One of the first things you smell when you walk into the Interaction Zone hall are the French Fries. The food is good and filling at TS, but when the teenagers come out of the main meetings in the evenings they are often up for something hearty to eat. Fries, chicken nuggets and pizza may not be the healthiest options, but for €1.50, they are definitely sought-after. I love to buy the pizza, every day I come here with my friends.” says Simon, 17 from Sweden.
Right next to “Fun Food,” you’ll find the RAG (raise and give) stand. When first approaching it, I was confused by the sign advertising bricks for sale. Why would I buy a brick? When I looked closer, I found out that I wasn’t actually buying a real brick. For €1, 2 or 5, you can buy a fabric brick and write a word of encouragement on it, addressed to the teenagers receiving help from the “House of Joy” team in Kosovo. The notes were written in English, German, Spanish, Korean, Finish and many other languages.

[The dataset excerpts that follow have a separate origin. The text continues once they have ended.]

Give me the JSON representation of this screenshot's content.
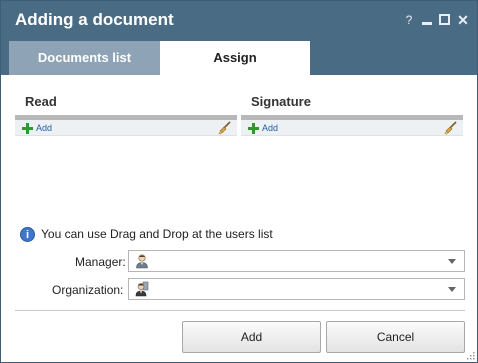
{
  "window": {
    "title": "Adding a document",
    "help_glyph": "?",
    "close_glyph": "✕"
  },
  "tabs": [
    {
      "label": "Documents list",
      "active": false
    },
    {
      "label": "Assign",
      "active": true
    }
  ],
  "panels": {
    "read": {
      "title": "Read",
      "add_label": "Add"
    },
    "signature": {
      "title": "Signature",
      "add_label": "Add"
    }
  },
  "info": {
    "icon": "i",
    "text": "You can use Drag and Drop at the users list"
  },
  "fields": {
    "manager": {
      "label": "Manager:",
      "value": ""
    },
    "organization": {
      "label": "Organization:",
      "value": ""
    }
  },
  "buttons": {
    "add": "Add",
    "cancel": "Cancel"
  },
  "colors": {
    "titlebar": "#4a6b84",
    "inactive_tab": "#8ea4b6",
    "add_icon": "#2e9a2e",
    "link": "#1f5fa8",
    "info_icon": "#3c78c8"
  }
}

The next stop on our shopping spree is the fruit stand. Not only do they sell all kinds of fruit but they also have sundaes, called “Banana Joe”– named after the cuddly gorilla hanging out in his hammock – and “White Mouse.”
Turning right after the fruit stand, you’ll find the TS Shop. This is the place to go for anybody who forgot things like sunscreen, tooth brushes or their water bottle. All these items and more sport fashionable TS designs. You can also design your own T-shirt or hoodie for a wearable TS souvenir.

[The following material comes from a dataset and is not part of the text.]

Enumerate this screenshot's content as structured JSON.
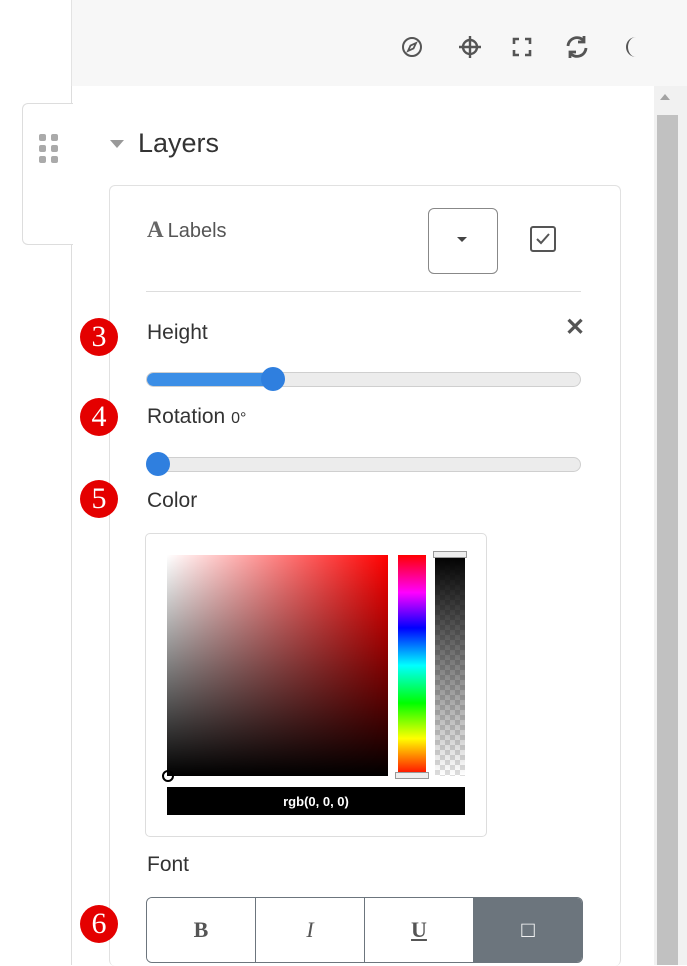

In various spots all over the TS venue, kiosk stands tempt you to buy snacks. Especially the smell of popcorn filling the dining room proves irresistible for many. While debating whether sweet or salty popcorn is the best, you are also encouraged to give your change for the RAG project instead of cluttering your wallet with it. While sitting next to the kiosk, I overheard conversations between service team members and customers. Some were just, “Here you are!” and “What would you like to have?” but others went much deeper.
Just before you exit the Interaction Zone towards the Sports Area, another small stand tempts you to buy mini-crepes. You choose the toppings (salami, cheese, cinnamon & sugar, icing sugar or Nutella). One crepes cost €1 EUR, and the profits fund OM projects.
The Coffee and Cocktail Bar is located on the first level of the Interaction Hall. Every coffee buyer is greeted with a warm smile, and if the service team members have enough time they also write a word of encouragement on your cup. Heike, from Germany, the leader of the Coffee and Cocktail Bar, shared, “We encourage teenagers to give the 50 cents refund, which they get when they return the cocktail glass, to the RAG project and many do it.”
Not only are your physical needs met at TS, but also your spiritual ones. A huge book shop sits next to the dining room. Micha, from Germany, the book shop supervisor estimated the goods for sale:” We offer about 350 German and 250 English books, more than 100 CDs and also some DVDs.”
Sarah, a service team member from Germany, added, “We also sell odds and ends. That’s what the teenagers love—buying bracelets, post cards and other small gifts for their friends back home.”
In the same area as the Bookshop, you can find two smaller stands – easy to overlook. One of them is called Worte gestalten (create words). It sells books, postcards and posters created by Shamshad Ali (born 1956 in Dehli/India), a former Muslim, who – after he had given his life to Jesus – served onboard one of the OM Ships for two years, where he started to create pictures through writing. The other stand is a project called “Restore” that sells accessories made by women who escaped from human trafficking.
Wrapping up our shopping spree, I can definitely say, the money spent at TS is money well spent.